Les signataires de cette motion accusaient Thomas Luhaka d’avoir privé aux Congolais la liberté de s’exprimer à travers les réseaux sociaux lors des évènements du 19 et 20 janvier derniers. L’opposition avait organisé des manifestations à travers plusieurs villes du pays pour rejeter la modification de la loi électorale, proposée par le gouvernement.

Sur les 52 signataires de la motion contre Thomas Luhaka, seuls deux avaient signalé leur présence dans la salle des congrès au moment de l’ouverture du débat de cette question.

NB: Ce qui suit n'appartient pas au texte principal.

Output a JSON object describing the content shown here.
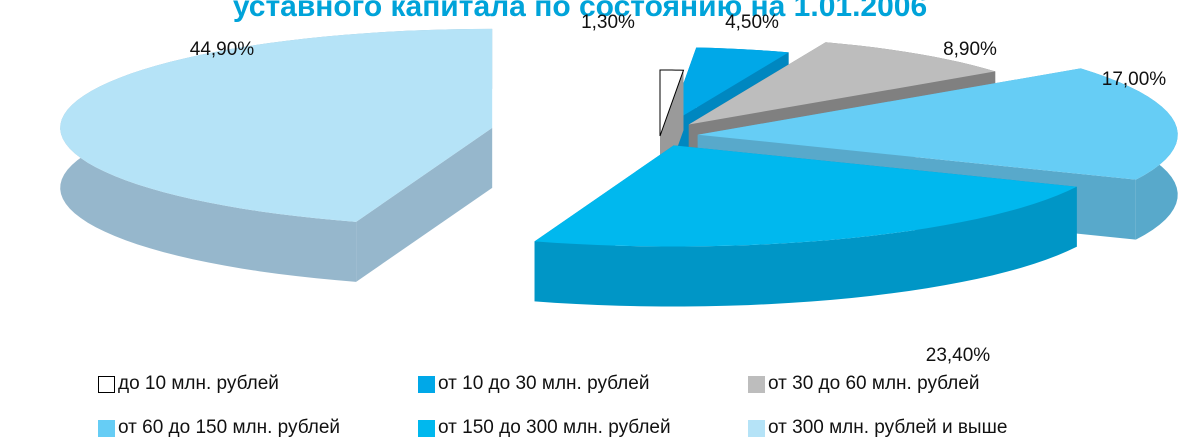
{
  "chart_data": {
    "type": "pie",
    "style": "3d-exploded",
    "title": "уставного капитала по состоянию на 1.01.2006",
    "categories": [
      "до 10 млн. рублей",
      "от 10 до 30 млн. рублей",
      "от 30 до 60 млн. рублей",
      "от 60 до 150 млн. рублей",
      "от 150 до 300 млн. рублей",
      "от 300 млн. рублей и выше"
    ],
    "values": [
      1.3,
      4.5,
      8.9,
      17.0,
      23.4,
      44.9
    ],
    "data_labels": [
      "1,30%",
      "4,50%",
      "8,90%",
      "17,00%",
      "23,40%",
      "44,90%"
    ],
    "colors": [
      "#ffffff",
      "#00a8e8",
      "#bdbdbd",
      "#66cdf5",
      "#00b8ee",
      "#b5e3f7"
    ],
    "legend_position": "bottom"
  }
}
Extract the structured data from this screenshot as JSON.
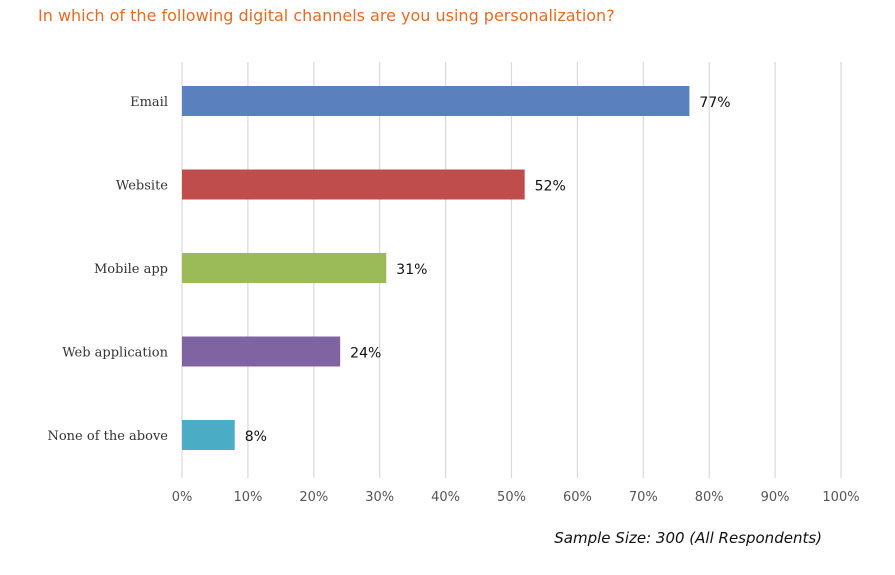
{
  "chart_data": {
    "type": "bar",
    "orientation": "horizontal",
    "title": "In which of the following digital channels are you using personalization?",
    "categories": [
      "Email",
      "Website",
      "Mobile app",
      "Web application",
      "None of the above"
    ],
    "values": [
      77,
      52,
      31,
      24,
      8
    ],
    "data_labels": [
      "77%",
      "52%",
      "31%",
      "24%",
      "8%"
    ],
    "colors": [
      "#5B80BE",
      "#BE4D4C",
      "#9BBB59",
      "#8064A2",
      "#4BACC6"
    ],
    "xlabel": "",
    "ylabel": "",
    "xlim": [
      0,
      100
    ],
    "x_ticks": [
      "0%",
      "10%",
      "20%",
      "30%",
      "40%",
      "50%",
      "60%",
      "70%",
      "80%",
      "90%",
      "100%"
    ],
    "grid": "vertical",
    "legend": "none",
    "note": "Sample Size: 300 (All Respondents)"
  }
}
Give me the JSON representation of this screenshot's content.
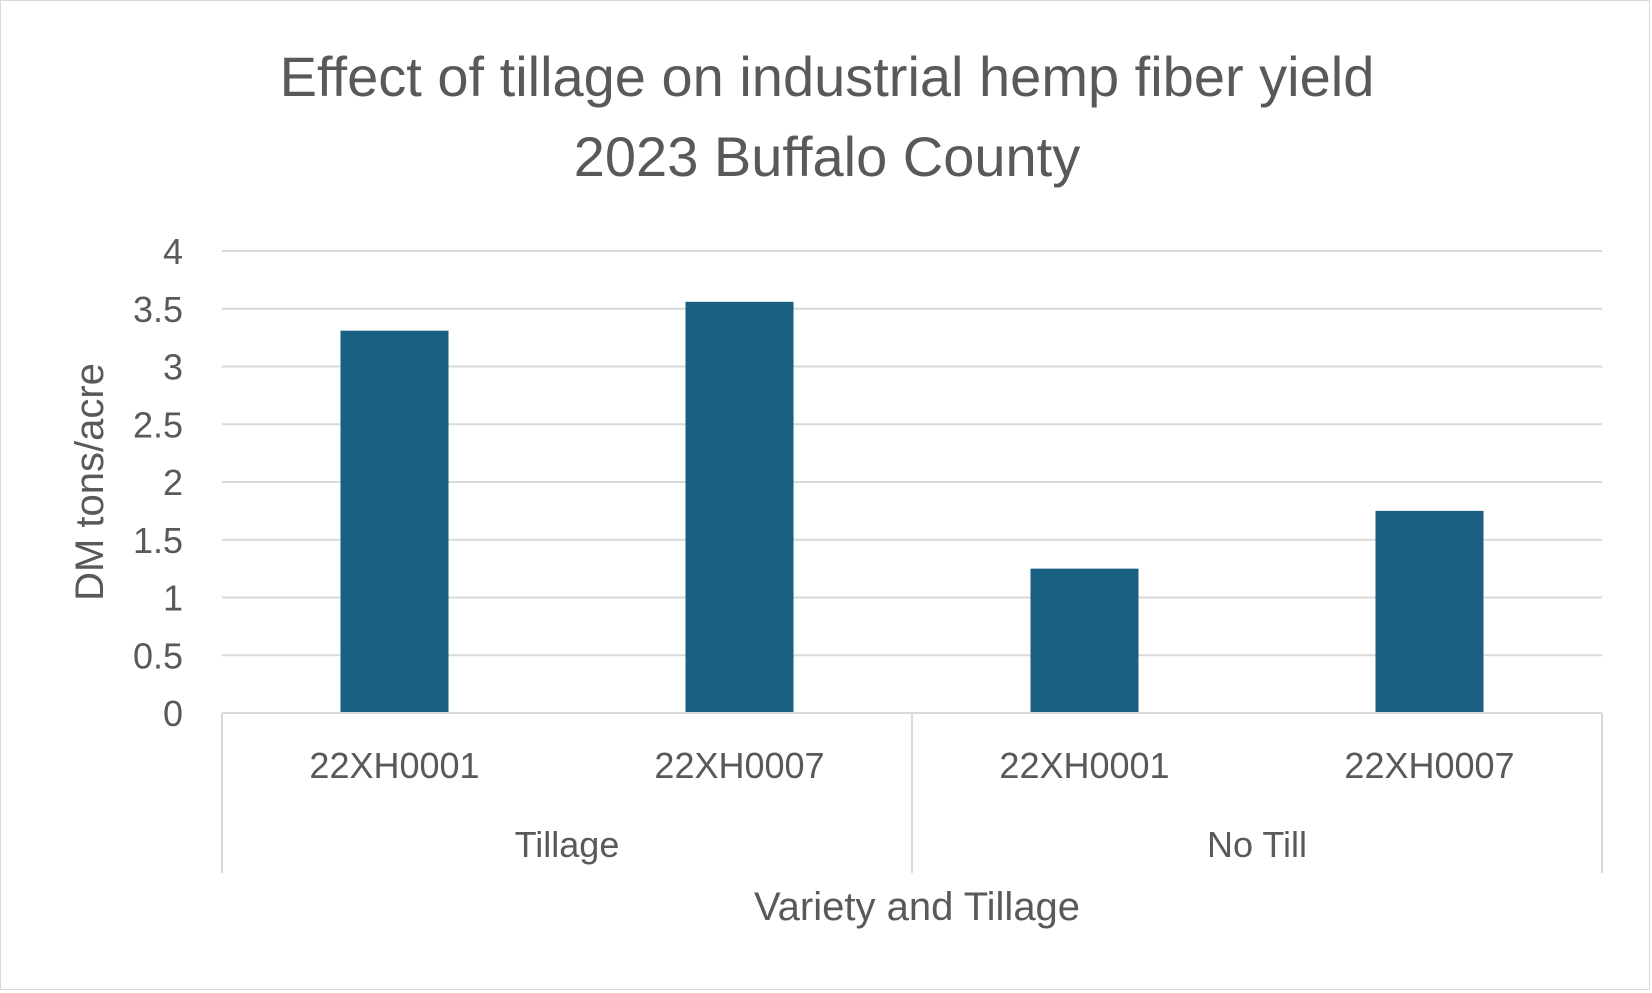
{
  "chart_data": {
    "type": "bar",
    "title_lines": [
      "Effect of tillage on industrial hemp fiber yield",
      "2023 Buffalo County"
    ],
    "xlabel": "Variety and Tillage",
    "ylabel": "DM  tons/acre",
    "ylim": [
      0,
      4
    ],
    "yticks": [
      "0",
      "0.5",
      "1",
      "1.5",
      "2",
      "2.5",
      "3",
      "3.5",
      "4"
    ],
    "groups": [
      {
        "label": "Tillage",
        "categories": [
          "22XH0001",
          "22XH0007"
        ],
        "values": [
          3.31,
          3.56
        ]
      },
      {
        "label": "No Till",
        "categories": [
          "22XH0001",
          "22XH0007"
        ],
        "values": [
          1.25,
          1.75
        ]
      }
    ],
    "grid": true,
    "legend": "none",
    "bar_color": "#185F82",
    "gridline_color": "#d9d9d9",
    "text_color": "#595959"
  }
}
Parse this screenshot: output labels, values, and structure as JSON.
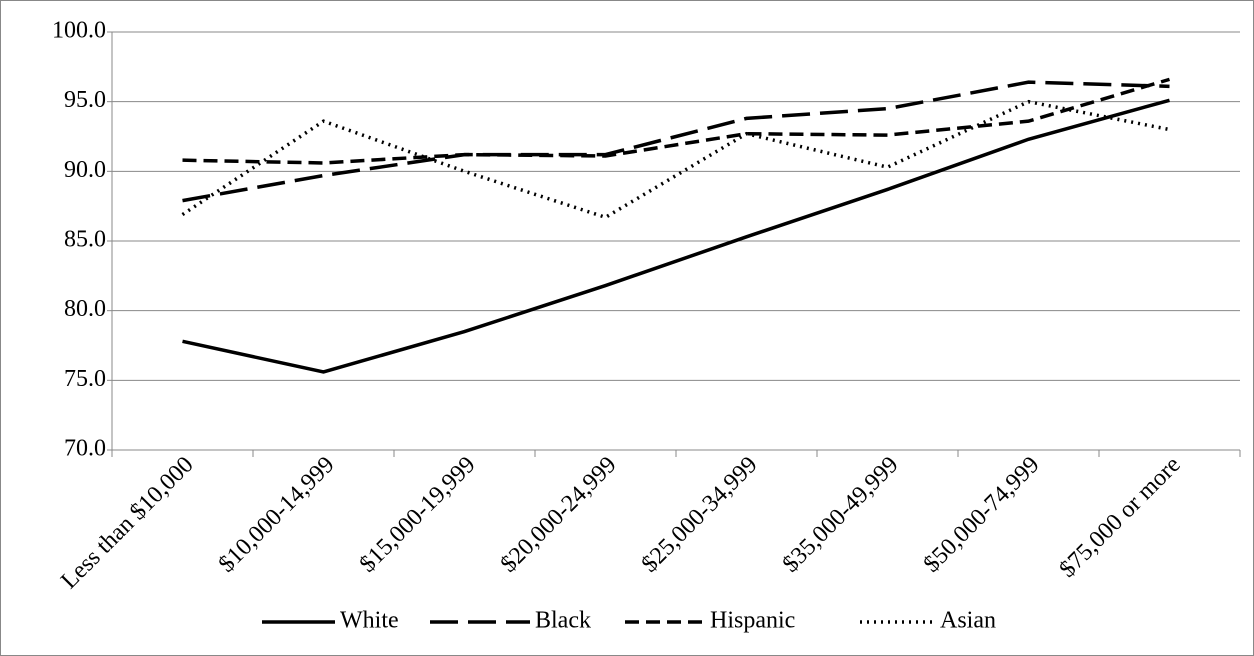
{
  "chart_data": {
    "type": "line",
    "categories": [
      "Less than $10,000",
      "$10,000-14,999",
      "$15,000-19,999",
      "$20,000-24,999",
      "$25,000-34,999",
      "$35,000-49,999",
      "$50,000-74,999",
      "$75,000 or more"
    ],
    "series": [
      {
        "name": "White",
        "color": "#000000",
        "line_style": "solid",
        "values": [
          77.8,
          75.6,
          78.5,
          81.8,
          85.3,
          88.7,
          92.3,
          95.1
        ]
      },
      {
        "name": "Black",
        "color": "#000000",
        "line_style": "long-dash",
        "values": [
          87.9,
          89.7,
          91.2,
          91.2,
          93.8,
          94.5,
          96.4,
          96.1
        ]
      },
      {
        "name": "Hispanic",
        "color": "#000000",
        "line_style": "dash",
        "values": [
          90.8,
          90.6,
          91.2,
          91.1,
          92.7,
          92.6,
          93.6,
          96.6
        ]
      },
      {
        "name": "Asian",
        "color": "#000000",
        "line_style": "dot",
        "values": [
          86.9,
          93.6,
          90.0,
          86.7,
          92.7,
          90.3,
          95.0,
          93.0
        ]
      }
    ],
    "ylim": [
      70,
      100
    ],
    "yticks": [
      {
        "value": 70,
        "label": "70.0"
      },
      {
        "value": 75,
        "label": "75.0"
      },
      {
        "value": 80,
        "label": "80.0"
      },
      {
        "value": 85,
        "label": "85.0"
      },
      {
        "value": 90,
        "label": "90.0"
      },
      {
        "value": 95,
        "label": "95.0"
      },
      {
        "value": 100,
        "label": "100.0"
      }
    ],
    "grid": true,
    "legend": "bottom"
  }
}
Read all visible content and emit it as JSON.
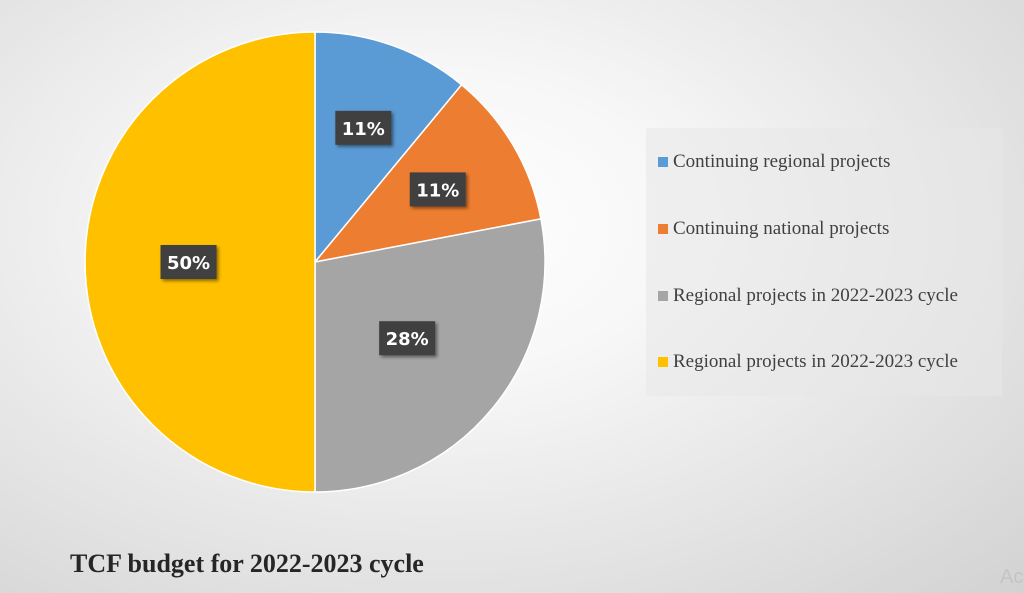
{
  "chart_data": {
    "type": "pie",
    "title": "TCF budget for 2022-2023 cycle",
    "categories": [
      "Continuing regional projects",
      "Continuing national projects",
      "Regional projects in 2022-2023 cycle",
      "Regional projects in 2022-2023 cycle"
    ],
    "values": [
      11,
      11,
      28,
      50
    ],
    "data_labels": [
      "11%",
      "11%",
      "28%",
      "50%"
    ],
    "colors": [
      "#5B9BD5",
      "#ED7D31",
      "#A5A5A5",
      "#FFC000"
    ],
    "legend_position": "right"
  },
  "corner_text": "Ac"
}
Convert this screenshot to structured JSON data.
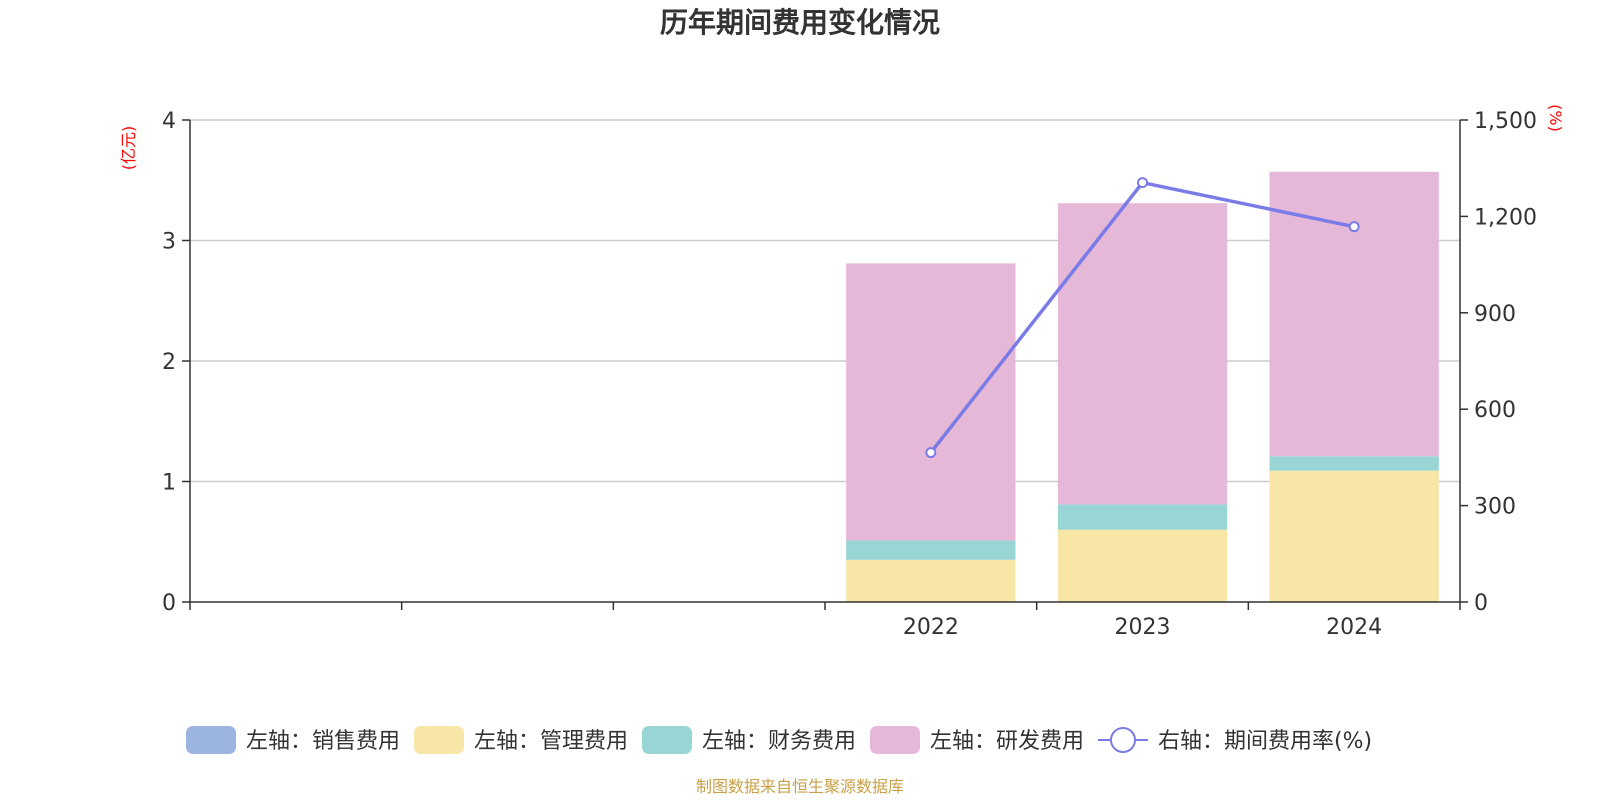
{
  "chart_data": {
    "type": "bar",
    "title": "历年期间费用变化情况",
    "categories": [
      "",
      "",
      "",
      "2022",
      "2023",
      "2024"
    ],
    "stacked": true,
    "left_axis": {
      "unit": "(亿元)",
      "ylim": [
        0,
        4
      ],
      "ticks": [
        "0",
        "1",
        "2",
        "3",
        "4"
      ]
    },
    "right_axis": {
      "unit": "(%)",
      "ylim": [
        0,
        1500
      ],
      "ticks": [
        "0",
        "300",
        "600",
        "900",
        "1,200",
        "1,500"
      ]
    },
    "series": [
      {
        "name": "左轴：销售费用",
        "type": "bar",
        "axis": "left",
        "color": "#9bb5e0",
        "values": [
          null,
          null,
          null,
          0,
          0,
          0
        ]
      },
      {
        "name": "左轴：管理费用",
        "type": "bar",
        "axis": "left",
        "color": "#f7e6a6",
        "values": [
          null,
          null,
          null,
          0.35,
          0.6,
          1.09
        ]
      },
      {
        "name": "左轴：财务费用",
        "type": "bar",
        "axis": "left",
        "color": "#99d5d5",
        "values": [
          null,
          null,
          null,
          0.16,
          0.21,
          0.12
        ]
      },
      {
        "name": "左轴：研发费用",
        "type": "bar",
        "axis": "left",
        "color": "#e6b8d8",
        "values": [
          null,
          null,
          null,
          2.3,
          2.5,
          2.36
        ]
      },
      {
        "name": "右轴：期间费用率(%)",
        "type": "line",
        "axis": "right",
        "color": "#7b7be8",
        "values": [
          null,
          null,
          null,
          465,
          1305,
          1168
        ]
      }
    ],
    "grid": true,
    "legend_position": "bottom"
  },
  "source_note": "制图数据来自恒生聚源数据库"
}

Pendant ce temps, à la tribune, le décor était bien planté (isoloirs, urnes, tables et chaises) pour décider du départ ou non du vice-Premier ministre du gouvernement.

Certains députés ont estimé qu’il fallait reporter la plénière. C’est le cas de Noël Botakila de la majorité présidentielle.

D’autres députés ont pensé que l’absence du porte-parole des signataires ne pouvait pas faire obstacle à l’examen de la motion. C’est le cas de Papy Nyango de l’opposition :

«Je ne pense que la plénière ne pouvait conclure dans ce sens là. Lorsque plusieurs députés signent l’initiative ‘un contrôle parlementaire et que le tout premier est absent donc l’initiative peut faire l’objet d’un rejet. Je ne crois pas ».

Pour d’autres, l’absence des signataires de cette motion ne pouvait pas se justifiait aussi longtemps qu’ils étaient informés de la programmation de cette question.

Le président de l’Assemblée nationale, Aubin Minaku a, de son côté, promis de saisir les signataires en vue de leur faire part de son indignation.